Large strain in poled and aged Mn-doped Pb(Mn1/3Sb2/3)O3–Pb(Zr,Ti)O3 ferroelectric ceramics under a low electric field

Reversible domain switching in aged acceptor-doped ferroelectric ceramics is a powerful method to achieve electrostrain due to the exchange of nonequal crystalline axes of domains. Nevertheless, previous work suggested that the strain obtained via reversible domain switching in unpoled ceramics was much lower than theoretical value. In this paper, we demonstrate that the strain in poled and aged acceptor-doped ferroelectric ceramics can be significantly enhanced when the driving electric field is perpendicular to the poling direction, originating from the exchange of nonequel crystalline axes of more domains.
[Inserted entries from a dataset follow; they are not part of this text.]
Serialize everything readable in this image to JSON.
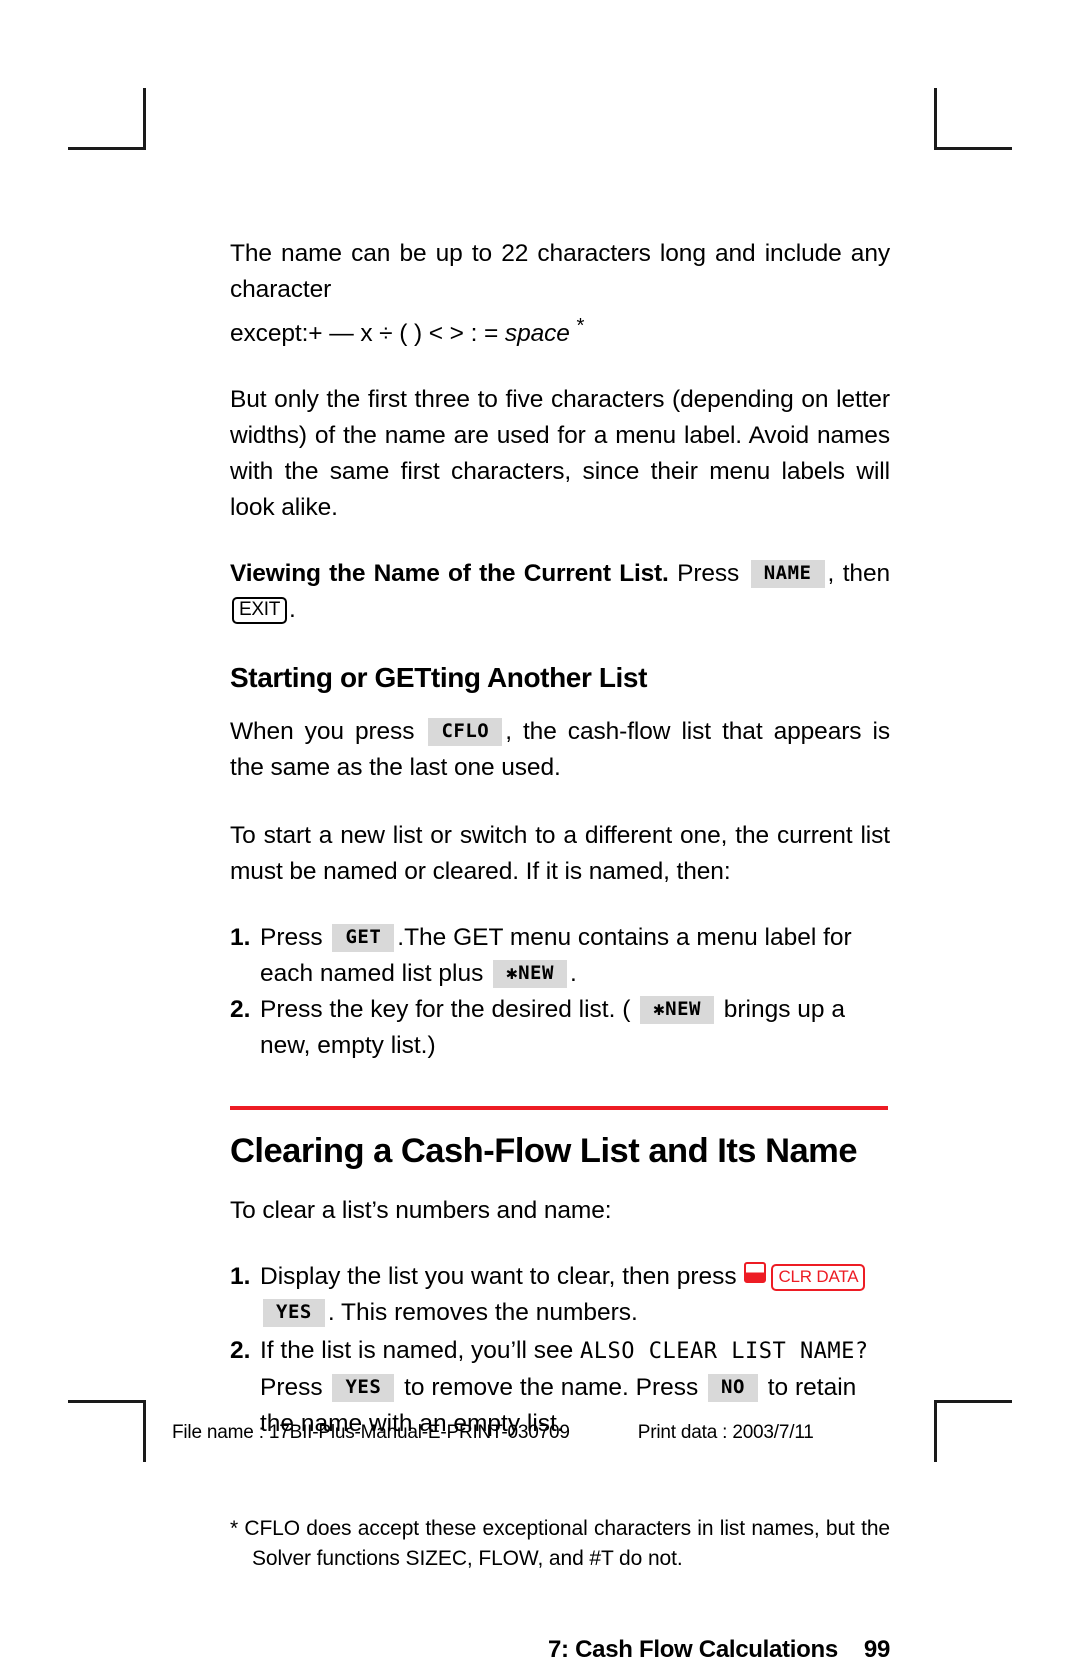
{
  "document": {
    "body": {
      "para_name_rules": "The name can be up to 22 characters long and include any character",
      "para_name_rules_except_prefix": "except:",
      "para_name_rules_except_chars": "+  —  x ÷ ( ) < > : = ",
      "para_name_rules_except_space": "space",
      "para_name_rules_footnote_mark": "*",
      "para_menu_label": "But only the first three to five characters (depending on letter widths) of the name are used for a menu label. Avoid names with the same first characters, since their menu labels will look alike.",
      "viewing_name_runin": "Viewing the Name of the Current List.",
      "viewing_name_press": "Press",
      "viewing_name_key": "NAME",
      "viewing_name_then": ", then",
      "viewing_name_exit": "EXIT",
      "viewing_name_end": ".",
      "section_heading": "Starting or GETting Another List",
      "cflo_para_1": "When you press",
      "cflo_key": "CFLO",
      "cflo_para_2": ", the cash-flow list that appears is the same as the last one used.",
      "start_new_para": "To start a new list or switch to a different one, the current list must be named or cleared. If it is named, then:",
      "chapter_heading": "Clearing a Cash-Flow List and Its Name",
      "clear_intro": "To clear a list’s numbers and name:",
      "display_prompt": "ALSO CLEAR LIST NAME?"
    },
    "steps_get": [
      {
        "num": "1.",
        "text_1": "Press",
        "key_1": "GET",
        "text_2": ".The GET menu contains a menu label for each named list plus",
        "key_2": "✱NEW",
        "text_3": "."
      },
      {
        "num": "2.",
        "text_1": "Press the key for the desired list. (",
        "key_1": "✱NEW",
        "text_2": "brings up a new, empty list.)"
      }
    ],
    "steps_clear": [
      {
        "num": "1.",
        "text_1": "Display the list you want to clear, then press",
        "shift_key": "shift-red",
        "key_1": "CLR DATA",
        "key_2": "YES",
        "text_2": ". This removes the numbers."
      },
      {
        "num": "2.",
        "text_1": "If the list is named, you’ll see",
        "display_text": "ALSO CLEAR LIST NAME?",
        "text_2": "Press",
        "key_1": "YES",
        "text_3": "to remove the name. Press",
        "key_2": "NO",
        "text_4": "to retain the name with an empty list."
      }
    ],
    "footnote": "* CFLO does accept these exceptional characters in list names, but the Solver functions SIZEC, FLOW, and #T do not.",
    "footer": {
      "chapter_title": "7: Cash Flow Calculations",
      "page_number": "99"
    },
    "printinfo": {
      "file_name": "File name : 17BII-Plus-Manual-E-PRINT-030709",
      "print_data": "Print data : 2003/7/11"
    },
    "colors": {
      "rule_red": "#ed1c24",
      "softkey_gray": "#d9d9d9"
    }
  }
}
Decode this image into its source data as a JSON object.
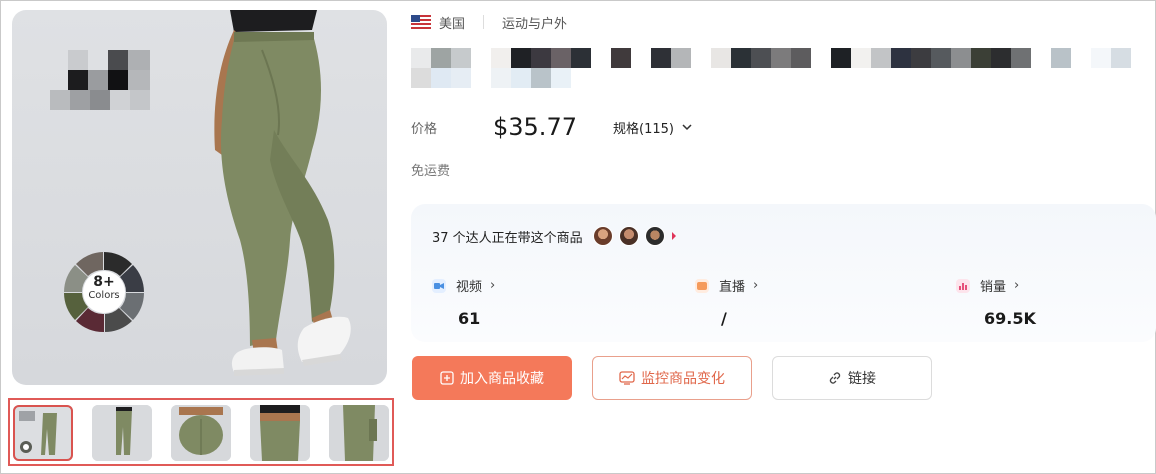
{
  "region": {
    "country": "美国",
    "category": "运动与户外"
  },
  "gallery": {
    "badge_count": "8+",
    "badge_label": "Colors"
  },
  "price": {
    "label": "价格",
    "value": "$35.77",
    "spec": "规格(115)"
  },
  "shipping": "免运费",
  "stats": {
    "creators_text": "37 个达人正在带这个商品",
    "video": {
      "label": "视频",
      "value": "61"
    },
    "live": {
      "label": "直播",
      "value": "/"
    },
    "sales": {
      "label": "销量",
      "value": "69.5K"
    }
  },
  "actions": {
    "favorite": "加入商品收藏",
    "monitor": "监控商品变化",
    "link": "链接"
  },
  "colors": {
    "accent": "#f4795a",
    "accent_border": "#e9a08c",
    "thumb_highlight": "#e05a57",
    "video_icon": "#4a90e2",
    "live_icon": "#f59a5b",
    "sales_icon": "#e6507a"
  },
  "icons": {
    "flag": "us-flag-icon",
    "spec_chevron": "chevron-down-icon",
    "video": "video-icon",
    "live": "live-icon",
    "sales": "sales-icon",
    "favorite": "bookmark-plus-icon",
    "monitor": "monitor-icon",
    "link": "link-icon"
  }
}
Consequently, the electrostrain of poled and aged 0.1 wt% MnO2-doped 0.05Pb(Mn1/3Sb2/3)O3−0.50PbZrO3−0.45PbTiO3 could reach 0.225% which was 4.17 times larger than that of unpoled sample under a low electric field of 15 kV cm−1. Moreover, the corresponding normalized strain d33* reached 1500 pm V−1 which significantly exceeded the values reported in ferroelectric ceramics. Our work provide a general effective method to enhance the electrostrain behavior via reversible domain switching in aged acceptor-doped ferroelectric ceramics.